EMBARGANTE : MUNICIPIO DE LONDRINA

PROCURADORES : ANA LUCIA BOHMANN E OUTRO(S) – PR015953

FABIO CESAR TEIXEIRA E OUTRO(S) – PR037041

EMBARGADO : BANCO SUDAMERIS BRASIL SOCIEDADE ANONIMA

ADVOGADOS : GABRIELA SILVA DE LEMOS E OUTRO(S) – SP208452

PAULO CAMARGO TEDESCO E OUTRO(S) – SP234916

ARIANE COSTA GUIMARÃES E OUTRO(S) – DF029766

EMENTA

PROCESSUAL CIVIL. EMBARGOS DE DIVERGÊNCIA NO RECURSO ESPECIAL. SUBMISSÃO À REGRA PREVISTA NO ENUNCIADO ADMINISTRATIVO 02/STJ. DISCUSSÃO SOBRE A POSSIBILIDADE DE PROTESTO DA CERTIDÃO DE DÍVIDA ATIVA. REGIME ANTERIOR À VIGÊNCIA DA LEI 12.767/2012.

1. A Segunda Turma/STJ tem reconhecido a possibilidade de protesto da CDA desde a entrada em vigor da Lei 9.492/97, entendendo que a Lei 12.767/2012 veio reforçar essa possibilidade, tratando-se de norma meramente interpretativa. Essa linha de entendimento coaduna-se com os fundamentos adotados pelo Ministro Relator do acórdão submetido ao regime dos recursos repetitivos (REsp 1686659/SP, Rel. Ministro HERMAN BENJAMIN, PRIMEIRA SEÇÃO, julgado em 28/11/2018, DJe 11/03/2019).

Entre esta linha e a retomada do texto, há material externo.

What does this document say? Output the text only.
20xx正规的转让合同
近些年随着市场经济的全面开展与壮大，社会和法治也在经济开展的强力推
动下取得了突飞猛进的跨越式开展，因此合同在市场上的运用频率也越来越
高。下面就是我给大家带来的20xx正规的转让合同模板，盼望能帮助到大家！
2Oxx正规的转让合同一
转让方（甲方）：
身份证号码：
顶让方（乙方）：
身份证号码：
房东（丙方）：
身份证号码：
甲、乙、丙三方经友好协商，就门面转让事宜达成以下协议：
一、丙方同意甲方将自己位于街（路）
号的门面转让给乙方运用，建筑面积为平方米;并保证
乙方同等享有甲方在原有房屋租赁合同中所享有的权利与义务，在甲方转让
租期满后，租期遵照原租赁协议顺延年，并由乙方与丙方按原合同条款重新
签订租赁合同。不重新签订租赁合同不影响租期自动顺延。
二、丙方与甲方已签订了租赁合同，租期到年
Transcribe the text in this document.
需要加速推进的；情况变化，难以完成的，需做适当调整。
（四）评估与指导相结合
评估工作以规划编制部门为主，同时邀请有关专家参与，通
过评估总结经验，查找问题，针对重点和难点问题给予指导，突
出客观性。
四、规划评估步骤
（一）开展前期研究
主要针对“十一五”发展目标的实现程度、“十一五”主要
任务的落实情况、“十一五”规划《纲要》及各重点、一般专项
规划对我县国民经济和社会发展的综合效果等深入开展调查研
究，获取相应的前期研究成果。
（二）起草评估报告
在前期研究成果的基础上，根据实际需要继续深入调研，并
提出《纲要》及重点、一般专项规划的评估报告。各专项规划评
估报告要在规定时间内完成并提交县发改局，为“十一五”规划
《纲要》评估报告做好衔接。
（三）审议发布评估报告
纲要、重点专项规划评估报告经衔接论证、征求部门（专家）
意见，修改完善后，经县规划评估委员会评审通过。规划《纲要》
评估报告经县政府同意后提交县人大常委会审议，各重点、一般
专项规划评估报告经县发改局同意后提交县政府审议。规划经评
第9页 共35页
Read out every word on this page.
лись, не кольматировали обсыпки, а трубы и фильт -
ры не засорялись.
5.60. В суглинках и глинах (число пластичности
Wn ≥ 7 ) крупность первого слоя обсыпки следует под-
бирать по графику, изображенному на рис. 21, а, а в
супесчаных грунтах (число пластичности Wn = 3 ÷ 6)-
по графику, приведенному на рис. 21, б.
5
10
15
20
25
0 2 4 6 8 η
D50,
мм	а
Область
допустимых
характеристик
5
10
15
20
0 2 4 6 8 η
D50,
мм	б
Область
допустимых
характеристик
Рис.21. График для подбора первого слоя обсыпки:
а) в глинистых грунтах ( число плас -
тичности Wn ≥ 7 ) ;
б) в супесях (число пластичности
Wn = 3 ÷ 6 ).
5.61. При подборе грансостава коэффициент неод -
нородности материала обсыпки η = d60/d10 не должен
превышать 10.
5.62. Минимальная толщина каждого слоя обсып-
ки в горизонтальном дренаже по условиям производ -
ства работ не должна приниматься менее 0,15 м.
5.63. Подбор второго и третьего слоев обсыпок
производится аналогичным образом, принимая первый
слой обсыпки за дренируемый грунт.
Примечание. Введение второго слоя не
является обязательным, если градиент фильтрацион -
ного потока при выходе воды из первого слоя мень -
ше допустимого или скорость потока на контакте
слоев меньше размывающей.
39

2. Considerando a necessidade de uniformização da jurisprudência deste Tribunal e de mantê-la estável, íntegra e coerente — conforme determina o art. 926 do CPC/2015 —, impõe-se a reforma do acórdão embargado, a fim de que seja reconhecida a legitimidade do protesto da Certidão de Dívida Ativa.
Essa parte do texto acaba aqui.